I appreciate the people who blog conferences, in the sense that they sit in the sessions and record what’s said, questions asked, answered, and dodged. Not my way of working, so apologies if that’s what you’re hoping for. Conferences sessions get me thinking, and all too often my mind heads off in some new direction because of some incidental remark or pattern in the discussion. I’m at a Charleston Conference session right now, “I Hear the Train A Comin’,” in which a number of well-known library and publishing people discuss what they think lies ahead in 2007. Apart from the too predictable repetition of the term “Web 2.0,” the thing that jumps out is how much reliance librarians place on big publishers, and how comfortable they seem to be with mergers like that between long-standing competitors Blackboard and WebCT (it’s called a merger, but one must have bought the other). The result of this reliance is big publishers’ monopolistic behavior, yet I have never heard a librarian or speaker at a library conference talk about the danger this poses. I have heard endless wisecracks about Elsevier, Gale, and some of the other big players, but never anyone saying they won’t buy from them or choose to diversify their spending to encourage healthy competition and support new, innovative companies.

Of course I’m alert to this because I run a small publishing business, but the fact is that there’s a lack of consistency here, in both depending on large companies and criticizing them when they take advantage of their market position.

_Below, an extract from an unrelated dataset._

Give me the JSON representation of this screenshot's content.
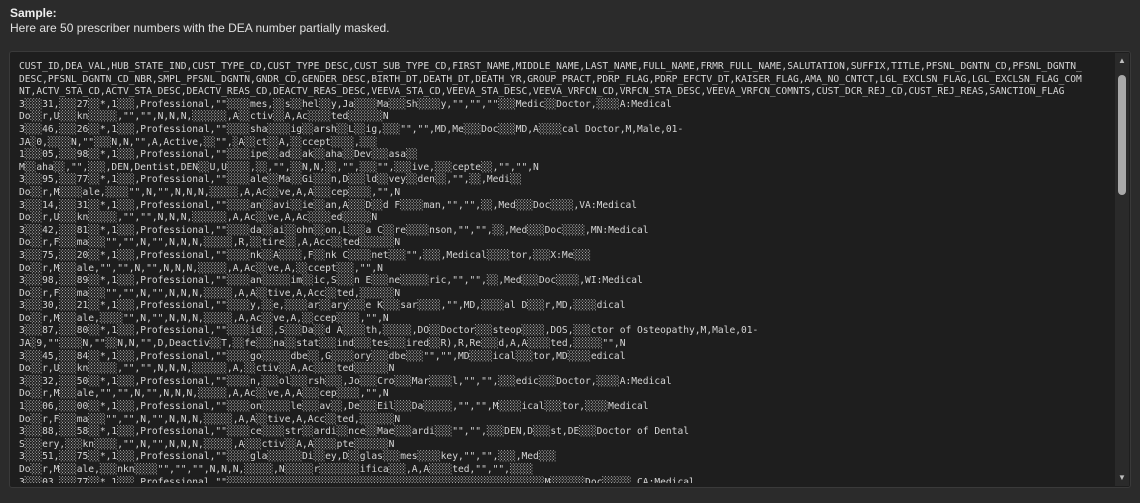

Just as consumers are increasingly aware that their choices can encourage local agriculture and artisan food production, I’d love to see librarians more alert to the fact that their purchasing decisions influence the long-term availability of diverse creative and scholarly content.

This is where another mantra of panels like this, “common user interface,” needs to be looked at more closely. I understand the desire for common user interfaces, no question, but the more one company becomes a standard—Google is one example, and Microsoft is of course the poster child—the harder it is for real improvements to be made. Depending on large companies to innovate is appealing, clearly, but the likelihood of that happening isn’t supported by history.

I met with Katina Strauch yesterday to talk about the issue of Against the Grain I’m editing. One of the articles I’m especially pleased about is “A Healthy Knowledge Economy” by Howard Burrows, whom I’ve come into contact with through Larry Sanger, the cofounder of Wikipedia, who asked both Howard and me to serve on his advisory board for the Digital Universe. Ironically, both Howard and I have doubts about Larry’s conviction that the traditional publishing enterprise is fatally flawed and that content should be free. And this morning I met some of the people involved in planning the next Fiesole retreat, which is to be held in Hong Kong in April. I’m hoping to help with bringing people and perspectives from China to the event.